WHO’s “The Global Impact of Respiratory Disease”:
“Respiratory diseases impose an immense worldwide health burden. Five of these diseases are among most common causes of severe illness and death worldwide.”
“For decades, acute lower respiratory tract infections have been among the top three causes of death and disability among both children and adults. Although the burden is difficult to quantify, it is estimated that lower respiratory tract infection causes nearly 4 million deaths annually“
“Altogether, more than 1 billion people suffer from either acute or chronic respiratory conditions. The stark reality is that, each year, 4 million people die prematurely from chronic respiratory disease.”
Screenshot from WHO’s 2019 report “The Global Impact of Respiratory Disease”
During the first herpes outbreak (called primary herpes), an infected person may experience flu-like symptoms. These include body aches, fever and headache. People who have been vaccinated with Germany’s Pfizer-BioNTech COVID-19 mRNA vaccines are experiencing the same flu-like symptoms as herpes because the human herpes virus protein ORF10 is encoded in SARS-CoV-2 and in mRNA vaccines.
There is more evidence that supports the assertion that mRNA vaccines are infecting the World population with herpes. On August 12, 2021 Europe’s drug regulator EMA published new updates on the safety of mRNA vaccines after it investigated a possible link between mRNA vaccines and a skin reaction called erythema multiforme. Erythema multiforme is a hypersensitivity reaction usually triggered by infections, most commonly herpes simplex virus (HSV).
The human herpes virus ORF10 protein (HHV-8) is the only protein that is present exclusively in SARS-CoV-2 and not in SARS-CoV or any other human coronaviruses.
The WHO’s COVID-19 Global literature on coronavirus disease suggested the severity of COVID-19 is enhanced by the human herpes virus protein ORF10.
“Could the severity of COVID-19 be enhanced by ORF10 accessory proteins?”
uniqueness of ORF10 and predicted intrinsic characteristics support possible involvement of ORF10 protein in giving COVID-19 its specific characteristics like spread and virulence
World Heath Organization
Since 1972 the WHO/UN has called for/recommended virologists develop the means to prolong virus/coronavirus infections:
An attempt should be made to see if viruses can in fact exert selective effects on immune function. e.g. by depressing (to diminish the activity, strength, or yield of) 7S (IgG) versus 19S (IgM) antibody, or by affecting T cell function as opposed to B cell function. The possibility should be looked into that the immune response to the virus itself may be impaired if the infecting virus damages, more or less selectively the cells responding to the viral antigens. If this proves to be the case, virus-induced immunodepression might conceivably be highly instrumental in prolonging certain virus infections, such as murine leukemia, hepatitis, …
Bulletin of the World Health Organization, Volume 47, p.259, 1972, Recommendations (3)
Virologists did that by genetically engineering/modifying the SARS coronavirus. The human herpes virus protein ORF10 was encoded into the SARS coronavirus to make SARS-CoV-2.
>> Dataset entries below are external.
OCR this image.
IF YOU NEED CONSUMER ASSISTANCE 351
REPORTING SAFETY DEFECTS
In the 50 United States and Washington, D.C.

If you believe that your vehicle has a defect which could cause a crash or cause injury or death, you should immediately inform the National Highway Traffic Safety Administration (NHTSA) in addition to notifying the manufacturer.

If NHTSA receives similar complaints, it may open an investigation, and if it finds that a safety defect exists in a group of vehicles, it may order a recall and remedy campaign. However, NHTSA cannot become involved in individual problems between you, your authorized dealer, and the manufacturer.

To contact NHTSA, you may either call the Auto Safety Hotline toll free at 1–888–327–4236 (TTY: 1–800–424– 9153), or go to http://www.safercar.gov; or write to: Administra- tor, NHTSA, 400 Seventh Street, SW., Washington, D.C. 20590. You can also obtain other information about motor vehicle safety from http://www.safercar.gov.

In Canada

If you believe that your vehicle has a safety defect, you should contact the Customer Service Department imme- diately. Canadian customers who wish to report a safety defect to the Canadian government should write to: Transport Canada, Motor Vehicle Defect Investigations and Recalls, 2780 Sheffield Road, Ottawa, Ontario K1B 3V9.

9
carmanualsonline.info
There is currently no cure or preventive treatment for the herpes infection. If a person gets either form of herpes virus infection, they will have it for life , whether or not they experience symptoms.
A 2003 patent informs us when the herpes virus protein ORF10 was added to the SARS virus by virologists to create SARS-CoV-2. The 2003 Patent US-2006257852-A1 assigned to CHIRON CORP (US), which was acquired by Novartis (Switzerland) on April 20, 2006 specifically names the ORF10 protein – a protein that is exclusively found in SARS-CoV-2 genome and not in SARS-CoV, being used/encoded in the fusion protein of the patented novel SARS coronavirus.